Lena looked at her screen. SolidWorks was open, and the GearTrax dialog was still up, displaying the sun gear’s parameters. She thought about the months of struggle, the math, the pride. Then she thought about the hum of a successful test.
Over the next hour, Lena became a maestro. She generated the sun gear, then clicked Planetary . She defined the carrier constraints and the fixed ring gear. GearTrax automatically calculated the center distances, checked for interference, and even generated a report showing the contact ratio and expected stress values. The software did in seconds what would have taken her a week. solidworks geartrax
Her boss, a pragmatic man named Tom, had finally thrown a lifeline onto her desk. It was a printout of a website: Camnetics GearTrax . Lena looked at her screen
Her traditional method was manual. She’d spend days calculating parameters, building a 3D sketch of the involute curve using complex equations, then extruding and adding helical sweeps. But for the Mark VII, she needed three different gear types: a sun gear, four planets, and a fixed ring gear. The first prototype had failed catastrophically on the test rig—the teeth had interference, the stress concentrations were in the wrong places, and the dreaded "under-cut" had weakened the root of the sun gear.
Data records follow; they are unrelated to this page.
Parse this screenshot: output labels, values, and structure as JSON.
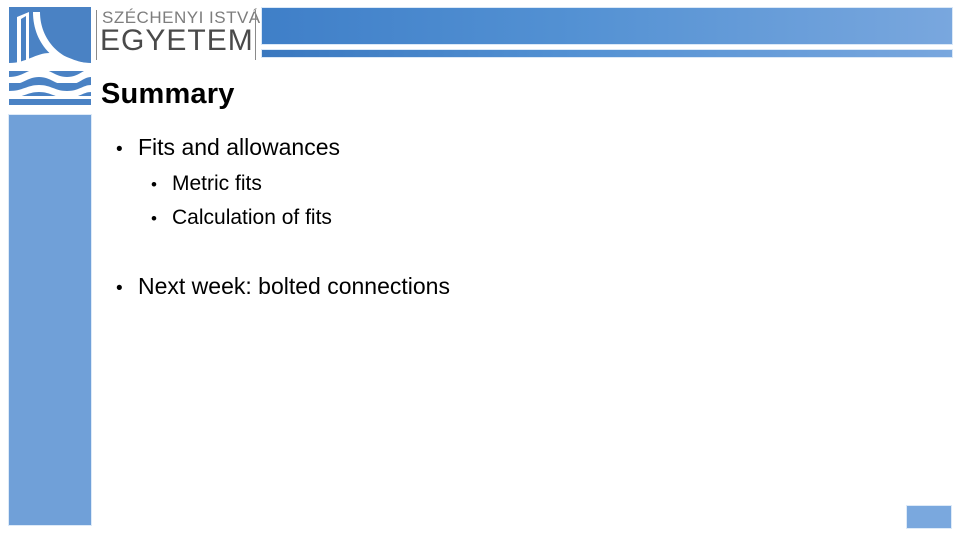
{
  "branding": {
    "logo_icon": "szechenyi-bridge-emblem-icon",
    "wordmark_line1": "SZÉCHENYI ISTVÁN",
    "wordmark_line2": "EGYETEM",
    "accent_color": "#4a82c4",
    "header_gradient_start": "#3f7fc8",
    "header_gradient_end": "#79a7de",
    "side_column_color": "#70a0d8",
    "corner_block_color": "#7aa8de"
  },
  "slide": {
    "title": "Summary",
    "bullets": [
      {
        "level": 1,
        "marker": "•",
        "text": "Fits and allowances"
      },
      {
        "level": 2,
        "marker": "•",
        "text": "Metric fits"
      },
      {
        "level": 2,
        "marker": "•",
        "text": "Calculation of fits"
      },
      {
        "level": 1,
        "marker": "•",
        "text": "Next week: bolted connections"
      }
    ]
  }
}
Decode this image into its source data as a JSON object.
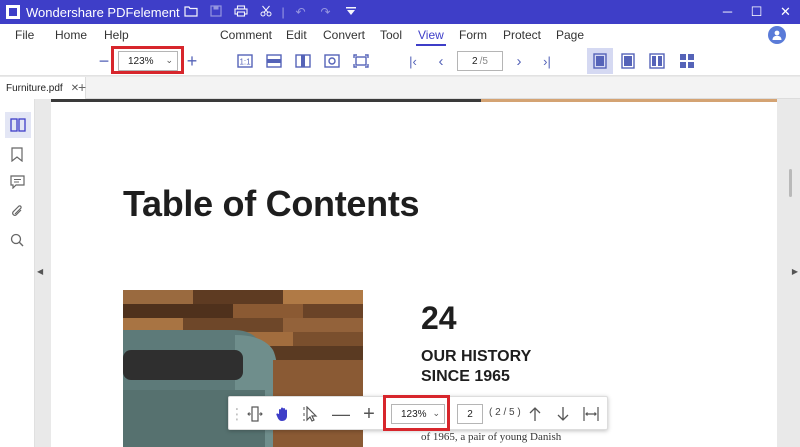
{
  "app": {
    "title": "Wondershare PDFelement",
    "window_controls": {
      "minimize": "─",
      "maximize": "☐",
      "close": "✕"
    }
  },
  "menu": {
    "items": [
      {
        "label": "File"
      },
      {
        "label": "Home"
      },
      {
        "label": "Help"
      },
      {
        "label": "Comment"
      },
      {
        "label": "Edit"
      },
      {
        "label": "Convert"
      },
      {
        "label": "Tool"
      },
      {
        "label": "View",
        "active": true
      },
      {
        "label": "Form"
      },
      {
        "label": "Protect"
      },
      {
        "label": "Page"
      }
    ]
  },
  "toolbar": {
    "zoom_out": "−",
    "zoom_value": "123%",
    "zoom_in": "+",
    "page_current": "2",
    "page_total": "/5",
    "accent": "#3e3ec8",
    "highlight": "#d7262c"
  },
  "tabs": {
    "file_tab": "Furniture.pdf",
    "close": "✕",
    "add": "+"
  },
  "document": {
    "title": "Table of Contents",
    "page_number": "24",
    "heading_line1": "OUR HISTORY",
    "heading_line2": "SINCE 1965",
    "body_text": "of 1965, a pair of young Danish"
  },
  "float_toolbar": {
    "zoom_out": "—",
    "zoom_in": "+",
    "zoom_value": "123%",
    "page_current": "2",
    "page_total": "( 2 / 5 )"
  }
}
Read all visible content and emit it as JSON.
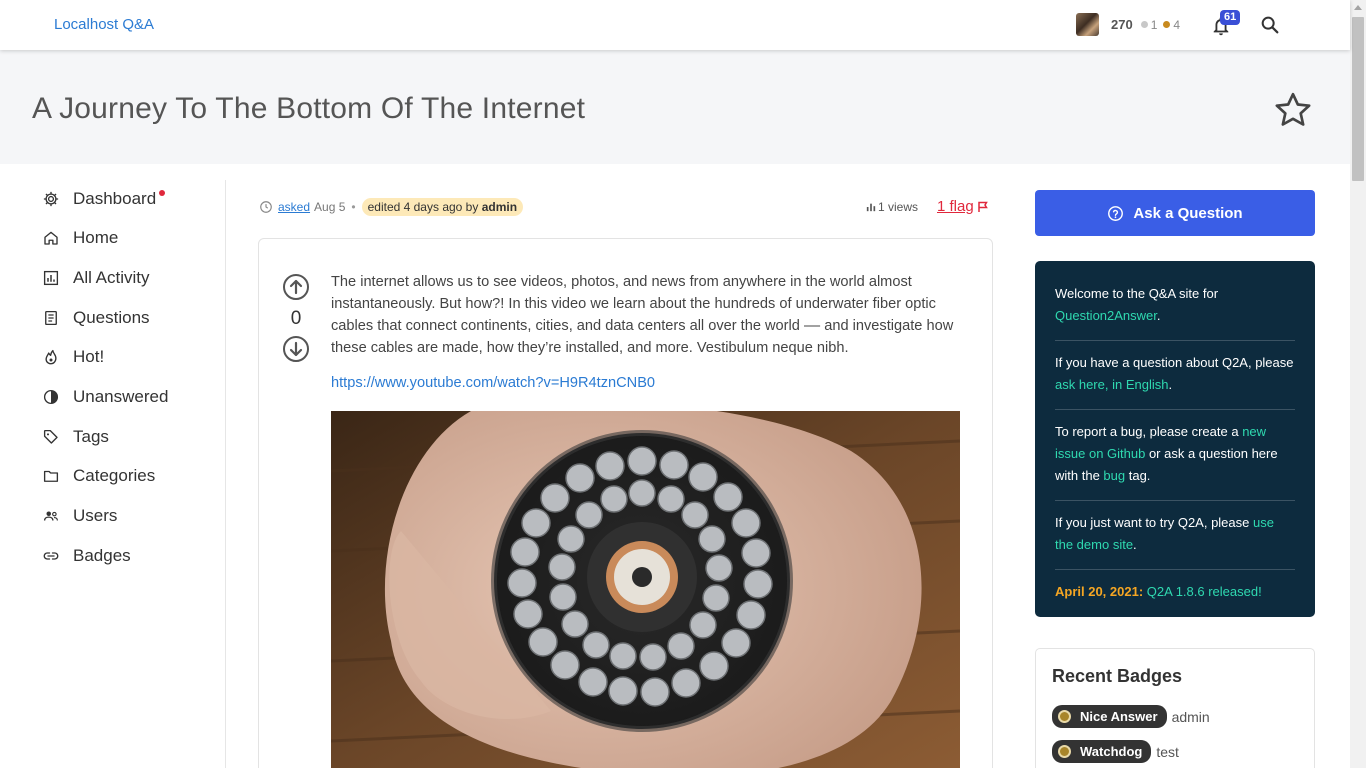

Then she thought about the hum of a successful test
The problem was the Mark VII Actuator. It was a compact, high-torque marvel for a new generation of subsea drilling equipment. The heart of the actuator was a complex, nested planetary gear train. It needed to transmit 4,000 Nm of torque inside a housing no larger than a coffee can. Lena had designed the housing, the bearings, the lubrication channels. But the gears—the very soul of the machine—were defeating her.